Bu tesbite karşı çıkanlar, 1921 anayasasının kısmen değiştirilmiş hâliyle ilân edilen 1923 Cumhuriyeti’nin, “Birinci Madde: Hâkimiyet, bilâ kayd ü şart milletindir. İdare usulü halkın mukadderatını bizzat ve bilfiil idare etmesi esasına müsteniddir (dayanır). Türkiye Devleti’nin şekl-i hükümeti Cumhuriyettir. İkinci Madde: Türkiye Devleti’nin dîni, dîn-i İslâm’dır. Resmî lisanı Türkçe’dir” maddelerine sahip olduğunu söylüyorlar. Meseleyi yanlış kavrama ve anlama noksanlığı burada başlıyor. Şöyle ki: Bir kısım Atatürkçü milliyetçi çevreler “1923’de Cumhuriyet ilân edildiğinde anayasasında ‘devletin dîni dînî İslâm’dır ibaresi bulunuyordu. Dolayısıyla Cumhuriyet millîdir…” diyerek kısa bir müddet sonra lâdinîliğe doğru hızla değişen Cumhuriyet’e toz kondurmuyorlar.

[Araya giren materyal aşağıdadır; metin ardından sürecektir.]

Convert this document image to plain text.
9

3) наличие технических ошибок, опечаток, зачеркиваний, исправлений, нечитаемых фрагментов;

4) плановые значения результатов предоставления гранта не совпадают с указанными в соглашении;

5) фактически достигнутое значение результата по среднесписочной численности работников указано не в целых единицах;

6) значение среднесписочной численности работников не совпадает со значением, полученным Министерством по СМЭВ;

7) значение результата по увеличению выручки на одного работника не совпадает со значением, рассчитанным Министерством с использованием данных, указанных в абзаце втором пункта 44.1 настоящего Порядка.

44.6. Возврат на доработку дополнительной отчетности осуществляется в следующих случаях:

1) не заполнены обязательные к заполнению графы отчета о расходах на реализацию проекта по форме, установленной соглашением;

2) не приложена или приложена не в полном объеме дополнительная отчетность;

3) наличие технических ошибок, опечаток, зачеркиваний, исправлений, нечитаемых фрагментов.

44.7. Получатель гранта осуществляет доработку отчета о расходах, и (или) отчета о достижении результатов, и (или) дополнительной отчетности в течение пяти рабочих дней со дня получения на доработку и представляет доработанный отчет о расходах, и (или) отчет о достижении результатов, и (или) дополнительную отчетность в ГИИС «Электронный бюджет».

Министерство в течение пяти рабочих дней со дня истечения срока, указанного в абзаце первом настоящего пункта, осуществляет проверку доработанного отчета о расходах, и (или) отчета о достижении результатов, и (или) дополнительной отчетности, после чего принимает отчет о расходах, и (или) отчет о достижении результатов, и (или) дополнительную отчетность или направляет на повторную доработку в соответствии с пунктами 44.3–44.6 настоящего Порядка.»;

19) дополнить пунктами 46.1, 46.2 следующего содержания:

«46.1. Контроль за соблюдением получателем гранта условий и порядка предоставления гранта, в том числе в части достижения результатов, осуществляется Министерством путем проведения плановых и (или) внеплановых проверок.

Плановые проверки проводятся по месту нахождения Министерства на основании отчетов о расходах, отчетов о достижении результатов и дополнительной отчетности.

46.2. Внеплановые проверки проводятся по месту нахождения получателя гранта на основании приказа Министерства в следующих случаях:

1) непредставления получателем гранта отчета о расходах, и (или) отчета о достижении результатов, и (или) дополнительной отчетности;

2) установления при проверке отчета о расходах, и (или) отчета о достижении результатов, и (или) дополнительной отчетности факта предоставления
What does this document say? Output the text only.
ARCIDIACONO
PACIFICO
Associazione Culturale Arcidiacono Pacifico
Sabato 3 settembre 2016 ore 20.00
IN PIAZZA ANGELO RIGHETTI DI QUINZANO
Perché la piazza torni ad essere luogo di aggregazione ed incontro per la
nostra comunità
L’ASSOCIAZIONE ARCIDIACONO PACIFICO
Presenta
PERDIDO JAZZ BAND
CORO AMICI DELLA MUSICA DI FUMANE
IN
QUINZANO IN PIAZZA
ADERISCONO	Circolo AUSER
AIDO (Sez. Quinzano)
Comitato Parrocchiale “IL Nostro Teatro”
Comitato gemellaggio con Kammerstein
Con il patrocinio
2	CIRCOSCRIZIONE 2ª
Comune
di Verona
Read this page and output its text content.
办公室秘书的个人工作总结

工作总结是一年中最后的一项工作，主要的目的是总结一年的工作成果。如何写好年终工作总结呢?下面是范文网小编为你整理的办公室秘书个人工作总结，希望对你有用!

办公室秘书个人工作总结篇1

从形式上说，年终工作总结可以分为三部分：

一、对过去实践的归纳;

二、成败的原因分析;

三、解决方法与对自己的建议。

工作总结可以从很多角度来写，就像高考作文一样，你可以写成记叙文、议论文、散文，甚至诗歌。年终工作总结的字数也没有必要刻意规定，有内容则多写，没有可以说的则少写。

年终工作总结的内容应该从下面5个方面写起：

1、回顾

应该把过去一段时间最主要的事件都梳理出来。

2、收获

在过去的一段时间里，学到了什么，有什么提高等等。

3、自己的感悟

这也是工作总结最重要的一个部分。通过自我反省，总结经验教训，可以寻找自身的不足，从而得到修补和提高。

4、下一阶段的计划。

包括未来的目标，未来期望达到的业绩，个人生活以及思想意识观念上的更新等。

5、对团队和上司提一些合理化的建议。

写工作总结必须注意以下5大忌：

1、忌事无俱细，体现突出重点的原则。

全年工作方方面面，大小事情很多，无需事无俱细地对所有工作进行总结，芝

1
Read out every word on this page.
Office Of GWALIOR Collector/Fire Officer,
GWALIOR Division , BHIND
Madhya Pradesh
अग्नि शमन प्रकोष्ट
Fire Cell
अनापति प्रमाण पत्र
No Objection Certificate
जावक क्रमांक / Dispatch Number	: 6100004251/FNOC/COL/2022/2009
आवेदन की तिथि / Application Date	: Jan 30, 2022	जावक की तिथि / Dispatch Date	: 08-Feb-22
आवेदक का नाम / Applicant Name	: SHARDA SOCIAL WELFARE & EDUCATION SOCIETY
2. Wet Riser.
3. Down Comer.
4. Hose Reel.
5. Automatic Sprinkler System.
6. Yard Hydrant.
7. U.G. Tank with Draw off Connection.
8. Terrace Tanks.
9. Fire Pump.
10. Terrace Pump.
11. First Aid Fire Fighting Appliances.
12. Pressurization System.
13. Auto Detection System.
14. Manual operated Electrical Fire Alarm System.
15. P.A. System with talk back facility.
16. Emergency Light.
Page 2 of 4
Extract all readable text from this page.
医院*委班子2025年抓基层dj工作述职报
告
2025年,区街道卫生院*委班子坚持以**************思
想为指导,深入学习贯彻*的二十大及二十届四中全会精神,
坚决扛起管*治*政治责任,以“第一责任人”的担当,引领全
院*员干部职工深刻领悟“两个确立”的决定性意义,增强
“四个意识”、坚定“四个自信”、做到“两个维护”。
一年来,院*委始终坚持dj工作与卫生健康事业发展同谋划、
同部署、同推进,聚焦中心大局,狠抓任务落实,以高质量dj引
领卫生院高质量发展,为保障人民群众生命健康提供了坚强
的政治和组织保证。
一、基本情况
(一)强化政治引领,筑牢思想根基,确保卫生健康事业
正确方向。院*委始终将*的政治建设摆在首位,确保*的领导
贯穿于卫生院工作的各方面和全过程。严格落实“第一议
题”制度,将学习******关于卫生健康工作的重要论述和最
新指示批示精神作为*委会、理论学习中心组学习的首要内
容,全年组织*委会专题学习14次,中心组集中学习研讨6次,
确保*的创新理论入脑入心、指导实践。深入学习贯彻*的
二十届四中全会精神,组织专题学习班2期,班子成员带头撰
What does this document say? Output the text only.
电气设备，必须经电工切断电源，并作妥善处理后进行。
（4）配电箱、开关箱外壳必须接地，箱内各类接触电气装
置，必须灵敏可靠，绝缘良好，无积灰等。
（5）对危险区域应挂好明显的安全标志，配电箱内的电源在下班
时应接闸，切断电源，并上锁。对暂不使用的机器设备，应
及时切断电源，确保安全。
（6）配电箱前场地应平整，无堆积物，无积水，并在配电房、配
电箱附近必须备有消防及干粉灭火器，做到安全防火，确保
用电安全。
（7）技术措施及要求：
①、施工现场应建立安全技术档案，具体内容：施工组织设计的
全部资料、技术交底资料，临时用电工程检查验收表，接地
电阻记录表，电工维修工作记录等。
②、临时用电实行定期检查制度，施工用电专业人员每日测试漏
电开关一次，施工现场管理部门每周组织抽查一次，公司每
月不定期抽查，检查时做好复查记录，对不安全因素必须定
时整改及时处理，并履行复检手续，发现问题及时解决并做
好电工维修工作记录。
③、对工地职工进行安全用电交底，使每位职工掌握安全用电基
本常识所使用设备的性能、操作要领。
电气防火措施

Cumhuriyetçi kadro Millî Mücadele’nin rûh ve fikrinden caymıştır

Atatürkçü ulusalcı güruhun Millî Mücadele’yi Cumhuriyetin devamı olarak görmesi ciddiyeti olmayan, baştanbaşa yalan ve ideolojik bir edebiyattan ibaret… Cumhuriyetin kağıt üstündeki muhtevasına o şartlarda pekâlâ itiraz edilmeyebilir. Bu muhtevanın fiili olarak 1924’de başlayan ve 1928 Anayasası’yla resmîleştirilerek İslâmî değer ve müesseselerin lağvedildiği ve lâdinî Cumhuriyete dönüştürüldüğü gerçeği görmezden gelinemez.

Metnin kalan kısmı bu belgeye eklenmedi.